Além dos sabores, a cozinha brasileira para Cascudo seria constituída por um ritmo de refeições que eram distintas na cultura indígena, na africana e na portuguesa no período da colonização do Brasil. Dos portugueses herdamos as denominações pequeno almoço (café), almoço e jantar. Ao longo dos anos, o lugar e o horário da refeição foram mudando de acordo com o ritmo de vida das pessoas. Cascudo menciona que antigamente o café era às 6 da manhã, o almoço às 9, o jantar às 3h30 e a ceia às 6 da tarde. Além disso, as casas coloniais possuíam amplas cozinhas e sala de jantar, ambientes que têm diminuído de tamanho no contexto do século XX (ou mesmo, inexistindo).

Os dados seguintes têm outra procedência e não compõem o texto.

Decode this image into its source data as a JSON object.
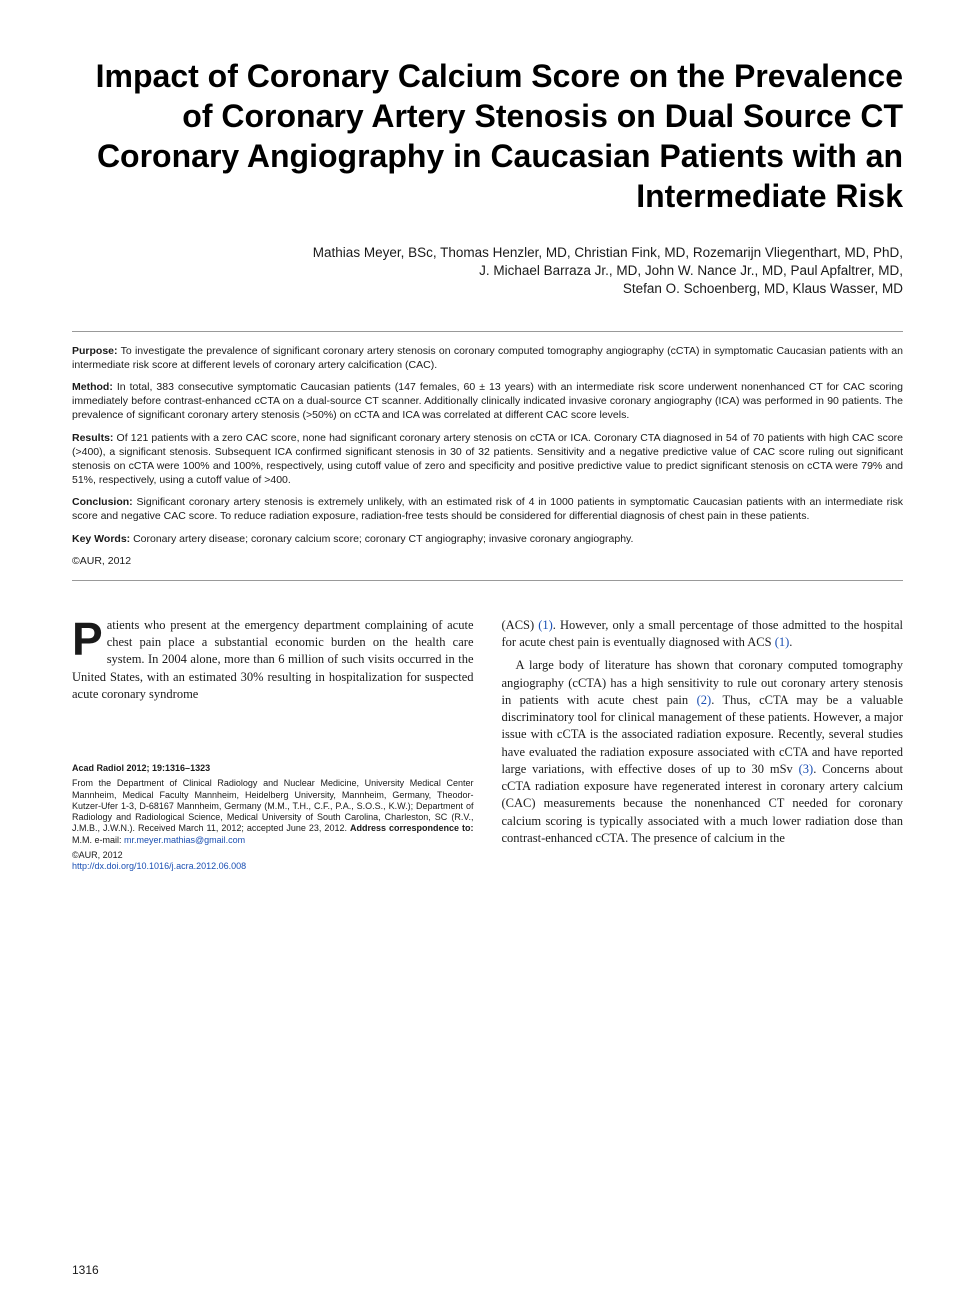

Cascudo entendia que, por meio do gosto, as preferências pelos sabores brasileiros poderiam resistir às propagandas dos alimentos industrializados. O ritmo das refeições, contudo, estaria submisso ao passo da vida nas grandes cidades e penso que essa era uma de suas maiores angústias. (Carta Fundamental/ #Envolverde)

* Publicado originalmente em Carta Fundamental.